From now on, I will constantly write you a letters. Maybe this is a sort of update of what is happening with me here in Samar. Maybe this can also be a form of reminder that I will be always here cheering for you and supporting you all the way through. I will always be the kind of son that is so proud of his father. No matter what happen will love you.
You called today, November 19, 2012 at exactly 10:50. It was not a long conversation since you are going to the site and you just tried to call me but it is so sweet. Hearing your voice from my cell phone definitely brought me to that moment when all my nerves felt euphoria. It has been months since the last time you call but you regularly sent me message every Sunday reminding me to go to Mass by sending the responsorial psalm of that day. I always feel your presence here with me even if we’re miles away. I remember a movie which tells that a person leaves his scent in this world from the places he have been through, and if another person feels that scent then they are connected in that certain place and time. I feel your scent all the time. I know you’re here with me all the time.

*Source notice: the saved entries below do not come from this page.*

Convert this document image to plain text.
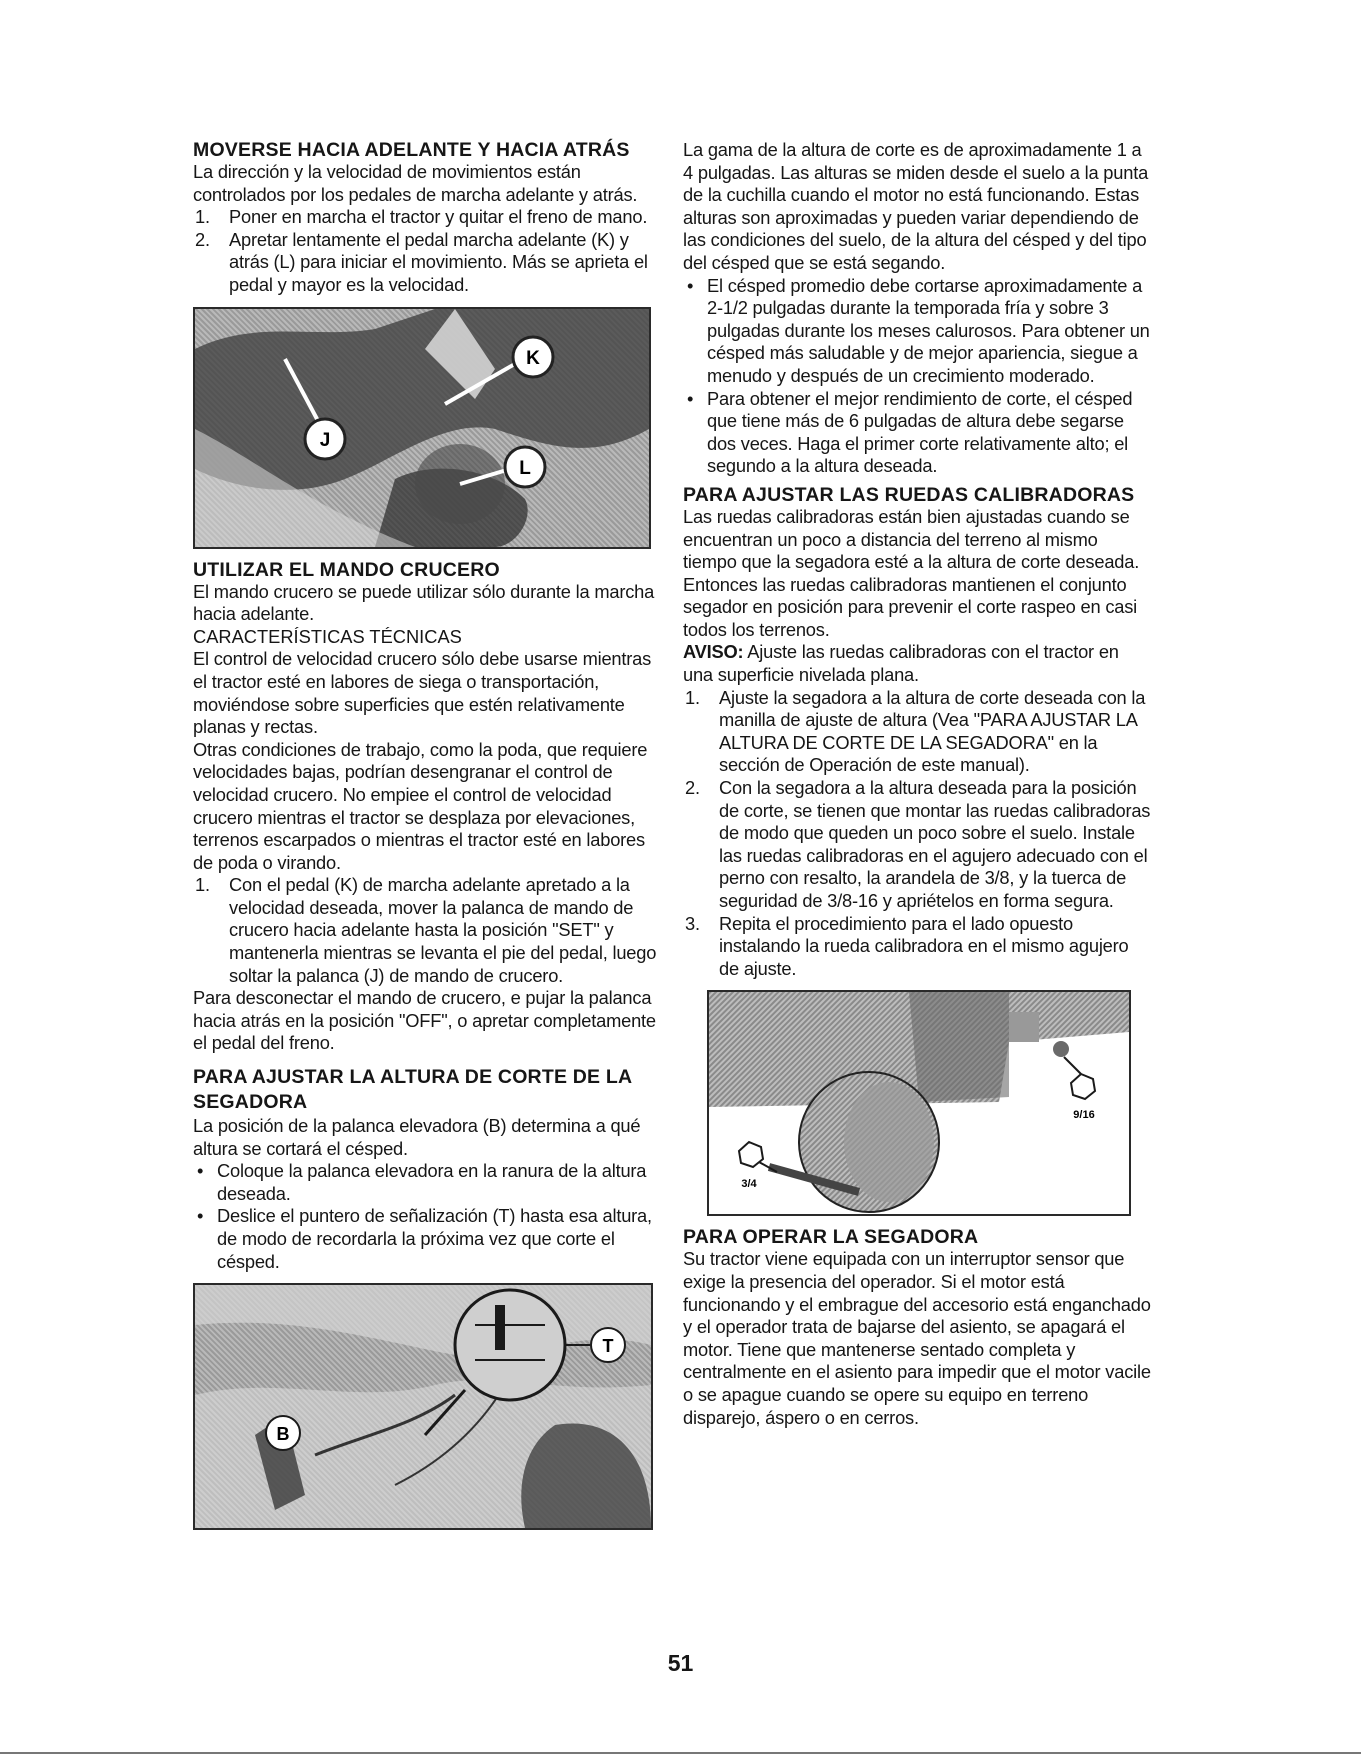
MOVERSE HACIA ADELANTE Y HACIA ATRÁS

La dirección y la velocidad de movimientos están controlados por los pedales de marcha adelante y atrás.

1.	Poner en marcha el tractor y quitar el freno de mano.
2.	Apretar lentamente el pedal marcha adelante (K) y atrás (L) para iniciar el movimiento. Más se aprieta el pedal y mayor es la velocidad.
K
J
L

UTILIZAR EL MANDO CRUCERO

El mando crucero se puede utilizar sólo durante la marcha hacia adelante.

CARACTERÍSTICAS TÉCNICAS

El control de velocidad crucero sólo debe usarse mientras el tractor esté en labores de siega o transportación, moviéndose sobre superficies que estén relativamente planas y rectas.

Otras condiciones de trabajo, como la poda, que requiere velocidades bajas, podrían desengranar el control de velocidad crucero. No empiee el control de velocidad crucero mientras el tractor se desplaza por elevaciones, terrenos escarpados o mientras el tractor esté en labores de poda o virando.

1.	Con el pedal (K) de marcha adelante apretado a la velocidad deseada, mover la palanca de mando de crucero hacia adelante hasta la posición "SET" y mantenerla mientras se levanta el pie del pedal, luego soltar la palanca (J) de mando de crucero.

Para desconectar el mando de crucero, e pujar la palanca hacia atrás en la posición "OFF", o apretar completamente el pedal del freno.

PARA AJUSTAR LA ALTURA DE CORTE DE LA SEGADORA

La posición de la palanca elevadora (B) determina a qué altura se cortará el césped.

• Coloque la palanca elevadora en la ranura de la altura deseada.
• Deslice el puntero de señalización (T) hasta esa altura, de modo de recordarla la próxima vez que corte el césped.
T
B

La gama de la altura de corte es de aproximadamente 1 a 4 pulgadas. Las alturas se miden desde el suelo a la punta de la cuchilla cuando el motor no está funcionando. Estas alturas son aproximadas y pueden variar dependiendo de las condiciones del suelo, de la altura del césped y del tipo del césped que se está segando.

• El césped promedio debe cortarse aproximadamente a 2-1/2 pulgadas durante la temporada fría y sobre 3 pulgadas durante los meses calurosos. Para obtener un césped más saludable y de mejor apariencia, siegue a menudo y después de un crecimiento moderado.
• Para obtener el mejor rendimiento de corte, el césped que tiene más de 6 pulgadas de altura debe segarse dos veces. Haga el primer corte relativamente alto; el segundo a la altura deseada.

PARA AJUSTAR LAS RUEDAS CALIBRADORAS

Las ruedas calibradoras están bien ajustadas cuando se encuentran un poco a distancia del terreno al mismo tiempo que la segadora esté a la altura de corte deseada. Entonces las ruedas calibradoras mantienen el conjunto segador en posición para prevenir el corte raspeo en casi todos los terrenos.

AVISO: Ajuste las ruedas calibradoras con el tractor en una superficie nivelada plana.

1.	Ajuste la segadora a la altura de corte deseada con la manilla de ajuste de altura (Vea "PARA AJUSTAR LA ALTURA DE CORTE DE LA SEGADORA" en la sección de Operación de este manual).
2.	Con la segadora a la altura deseada para la posición de corte, se tienen que montar las ruedas calibradoras de modo que queden un poco sobre el suelo. Instale las ruedas calibradoras en el agujero adecuado con el perno con resalto, la arandela de 3/8, y la tuerca de seguridad de 3/8-16 y apriételos en forma segura.
3.	Repita el procedimiento para el lado opuesto instalando la rueda calibradora en el mismo agujero de ajuste.
9/16
3/4

PARA OPERAR LA SEGADORA

Su tractor viene equipada con un interruptor sensor que exige la presencia del operador. Si el motor está funcionando y el embrague del accesorio está enganchado y el operador trata de bajarse del asiento, se apagará el motor. Tiene que mantenerse sentado completa y centralmente en el asiento para impedir que el motor vacile o se apague cuando se opere su equipo en terreno disparejo, áspero o en cerros.

51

I heard you cry over the phone. It’s quite obvious that you’re crying even when you said that you didn’t burst into tears. I was teary eyed for the moment, I suddenly remember the time you accompany me to the bus station and as soon as the bus leaves for Samar I notice that I was crying in my sit. The woman next to me started giving me tissue. My point was even in a short span of time that you were away, I already missed you and ate Loucel, ate Joy, Mikmik, Kristine and baby Aliyah. I miss every moment, things and stuff we’ve shared even in good and bad times. You never want us to suffer in pain and rejection that is why you always do your best to give us good life.
I want to tell you more but I guess that is the reason why I need to send you letters. Be healthy always. God never forgets us. We are blessed in our own way. I know you sacrifice so much for us and that is why I’m doing my best for you, for our family, my sisters and brother and to God. I am okey here, don’t worry about me here I just get to my emotional side sometimes. I love you and I miss you.